"That truth should be silent I had almost forgot"--Enobarbus in ANTONY AND CLEOPATRA, back in Rome after having been too long in Egypt.--------- Melville's PIERRE, Book 4, chapter 5: "Something ever comes of all persistent inquiry; we are not so continually curious for nothing."
Saturday, June 4, 2011
The Folly of Keeping CEAA and CSE Vetting Reports Secret
For the previous post I uploaded all 14 pages of my 18 June 1975 vetting report on Hawthorne's unfinished romances. I am reminded by reviewing the earlier vetting report, already posted, then this and the final vetting report (perhaps too long to post here) just how much time and thought went into reports which were read by a few and buried. If the policy had been to publish them within a year or two of their being submitted, all editors could have learned by seeing solutions to their own problems or perhaps have recognized for the first time that they had problems that others had encountered and offered possible solutions for.
I see that little from my numerous vetting reports from the early years of the CEAA (before Fredson Bowers banned me from the CSE for exposing his shoddy editing on MAGGIE) is visible in the 1984 FLAWED TEXTS AND VERBAL ICONS but that my work on several editions of American writers in the early 1970s informs the whole book as much as the work on particular authors like Mark Twain and Mailer.

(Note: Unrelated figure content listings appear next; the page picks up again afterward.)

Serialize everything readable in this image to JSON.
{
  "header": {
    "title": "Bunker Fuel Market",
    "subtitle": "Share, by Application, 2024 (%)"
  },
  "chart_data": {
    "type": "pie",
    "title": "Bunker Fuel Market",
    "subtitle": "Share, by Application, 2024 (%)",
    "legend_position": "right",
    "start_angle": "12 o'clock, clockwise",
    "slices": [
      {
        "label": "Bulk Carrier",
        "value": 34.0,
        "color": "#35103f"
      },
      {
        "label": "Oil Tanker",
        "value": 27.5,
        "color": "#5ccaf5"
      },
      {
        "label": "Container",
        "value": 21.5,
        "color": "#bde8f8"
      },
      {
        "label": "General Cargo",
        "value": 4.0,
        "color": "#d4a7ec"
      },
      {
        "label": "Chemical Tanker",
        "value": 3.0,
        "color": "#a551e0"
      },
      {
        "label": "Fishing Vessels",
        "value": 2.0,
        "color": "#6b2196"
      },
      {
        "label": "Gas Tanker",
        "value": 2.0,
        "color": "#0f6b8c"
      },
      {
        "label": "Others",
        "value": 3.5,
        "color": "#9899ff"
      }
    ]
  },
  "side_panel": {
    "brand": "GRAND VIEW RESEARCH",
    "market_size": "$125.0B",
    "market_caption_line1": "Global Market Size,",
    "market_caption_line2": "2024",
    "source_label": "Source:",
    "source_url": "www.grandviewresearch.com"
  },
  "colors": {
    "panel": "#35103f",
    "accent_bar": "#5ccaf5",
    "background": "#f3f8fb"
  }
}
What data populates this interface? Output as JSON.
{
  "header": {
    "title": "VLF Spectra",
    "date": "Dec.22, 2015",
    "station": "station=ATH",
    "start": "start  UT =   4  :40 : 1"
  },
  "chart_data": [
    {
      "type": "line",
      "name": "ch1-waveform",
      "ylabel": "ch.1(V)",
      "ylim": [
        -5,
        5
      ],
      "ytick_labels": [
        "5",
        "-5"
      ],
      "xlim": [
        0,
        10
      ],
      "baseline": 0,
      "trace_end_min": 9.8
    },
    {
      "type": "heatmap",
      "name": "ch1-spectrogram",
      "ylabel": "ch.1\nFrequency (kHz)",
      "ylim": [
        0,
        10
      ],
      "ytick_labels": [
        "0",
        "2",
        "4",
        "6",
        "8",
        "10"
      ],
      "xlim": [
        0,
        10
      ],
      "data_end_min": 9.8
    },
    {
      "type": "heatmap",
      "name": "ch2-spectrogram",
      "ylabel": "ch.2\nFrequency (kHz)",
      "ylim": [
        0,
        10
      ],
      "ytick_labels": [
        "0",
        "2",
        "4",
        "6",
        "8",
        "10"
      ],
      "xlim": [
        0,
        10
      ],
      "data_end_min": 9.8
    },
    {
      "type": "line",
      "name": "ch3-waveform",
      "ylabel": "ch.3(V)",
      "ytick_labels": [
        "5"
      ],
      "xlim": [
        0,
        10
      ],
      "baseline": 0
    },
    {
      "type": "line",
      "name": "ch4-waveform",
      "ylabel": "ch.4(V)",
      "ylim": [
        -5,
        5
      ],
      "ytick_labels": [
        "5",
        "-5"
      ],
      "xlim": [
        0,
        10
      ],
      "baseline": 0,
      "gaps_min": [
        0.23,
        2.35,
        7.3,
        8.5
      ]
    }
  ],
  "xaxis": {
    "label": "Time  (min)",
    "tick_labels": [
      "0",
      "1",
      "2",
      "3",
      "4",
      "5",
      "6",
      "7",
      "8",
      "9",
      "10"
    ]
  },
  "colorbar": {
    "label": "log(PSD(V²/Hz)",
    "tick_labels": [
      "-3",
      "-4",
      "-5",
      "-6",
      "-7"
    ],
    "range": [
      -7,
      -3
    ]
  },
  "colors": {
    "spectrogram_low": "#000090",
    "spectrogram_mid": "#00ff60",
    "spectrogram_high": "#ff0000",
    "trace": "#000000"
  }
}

Now when I see on a blog a comment on "the textually-oriented scholar Hershel Parker" and "Live Oak, with Moss," I think, "No, no. I did what I did in putting that poetic sequence in THE NORTON ANTHOLOGY OF AMERICAN LITERATURE and defending it in NINETEENTH-CENTURY LITERATURE was not because I was a 'textually-oriented scholar' but because I was a 'biographically-oriented textual scholar.'" I was seeing "Live Oak, with Moss" in what could be established of the chronology of a dim period of Whitman's life in the late 1850s whereas Alan Helms saw the poems in their scattered and altered forms as they were published later in the CALAMUS sequence--saw them as disparate "texts" that could be reassembled in the orginal order as if the pieces would mean the same in their altered forms that they had been when they were one organic sequence. Alan Helms, my most unlikely opponent, was proceeding not as Whitman lover and respecter but as amateur textual scholar.
This long vetting report is informed by my sense of Hawthorne the man and the sequence of his efforts to push his stories forward. That's biographical, and as I reflect on how sharply I differ from James Thorpe, Donald Pizer, and Jerome McGann I see that I proceed from a biographical stance and they do not. It makes all the difference.